The quasi-sacral character of history is essential for understanding disputes over its meaning. Precisely because history was meant to be true, a reading that violated one’s own understanding of the past could only be wilfully false. Disputes over the meaning of history, how it should be remembered, or which elements of it merited memorialisation, are thus never just about the past. Rather, they are concerned with the search for reliable and reputable precedent with which to reshape the present and forge the future.
Saint Isidore of Seville by Bartolomé Esteban Murillo, 1655. Public domain via Wikimedia Commons.
Superficially, this might explain why academic historians have been marginalised in disputes that are concerned more with the meaning of the past for the present, than with the factual accuracy of its representation. Yet, their self-image as truth tellers notwithstanding, academic historians have always participated in utilising the past to serve contemporary ends. Indeed, as recently as 2014 it was—albeit controversially suggested that history ought to be written with this ultimate aim in mind. Other factors must therefore be taken into account.
In common English parlance, labelling someone a ‘historian’ can thus refer to a Professor of History, a TV presenter with only limited training in history, or a disgraced newspaper columnist with none. The phenomenon reflects a paradox at the heart of late modern historical culture: the very factors that helped bring about academic history also created the conditions for its marginalisation. The professionalisation of history was made possible by the economic expansion of Europe and America in the nineteenth century, and the desire to formalise and standardise training for forms of employment where specialist skills were deemed necessary. But rapid economic, social, political, and technological change also expanded the audience and the range of producers of history. Partly because of the centrality of the past to forging communal identities, and the sacral character history conveyed upon ideas, groups, and movements, professional historians never had a monopoly on interpreting the past.
The resulting multiplicity of voices—even if not free of tension—could prove fertile and enriching. Yet it did so only while a fundamental premise was shared: historians might interpret their evidence differently, but they should never invent it. In many a recent dispute, we are, however, no longer dealing with different readings of the past, but with outright fabrication.
Somewhat paradoxically, falsehoods can be told precisely because the inherent truthfulness of history is believed to provide legitimacy for modern beliefs. The resulting chasm between claims and evidence then requires that criticism be invalidated. Often, a discourse of faux egalitarianism is invoked: because of their expert status, those pointing out untruths are labelled a hostile elite denying the will of the people. It must be sidelined or, better still, silenced. And fact is either hollowed out at the root of its meaning (‘You have your facts and I have mine’) or disregarded and denied. The way is then clear to introduce ‘facts’ as claims which have no evidential base whatsoever.
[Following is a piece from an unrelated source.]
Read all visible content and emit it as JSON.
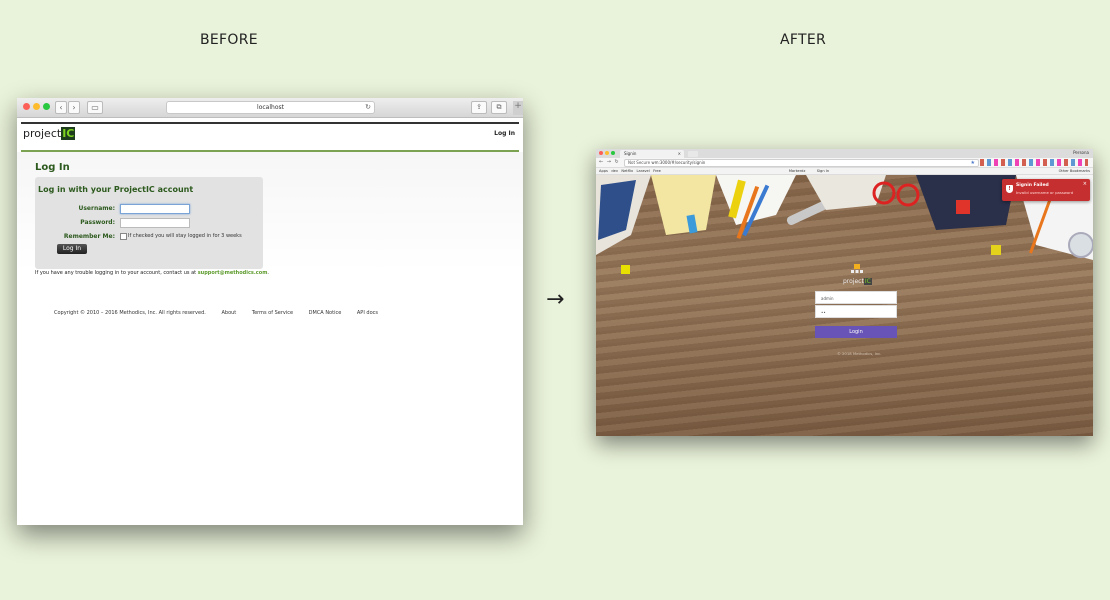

The rejection of views, not because they are mistaken or flawed, but because those who voice them possess expert knowledge, is a distinctly late modern phenomenon. All the more reason why professional historians should not stand by! For if we fail to speak up, we abrogate our responsibility towards the very societies we study. If we allow their experiences, lives, and thoughts to become mere playthings to mendacious moderns, to be plundered and pillaged at will, we dehumanise both the past and the present.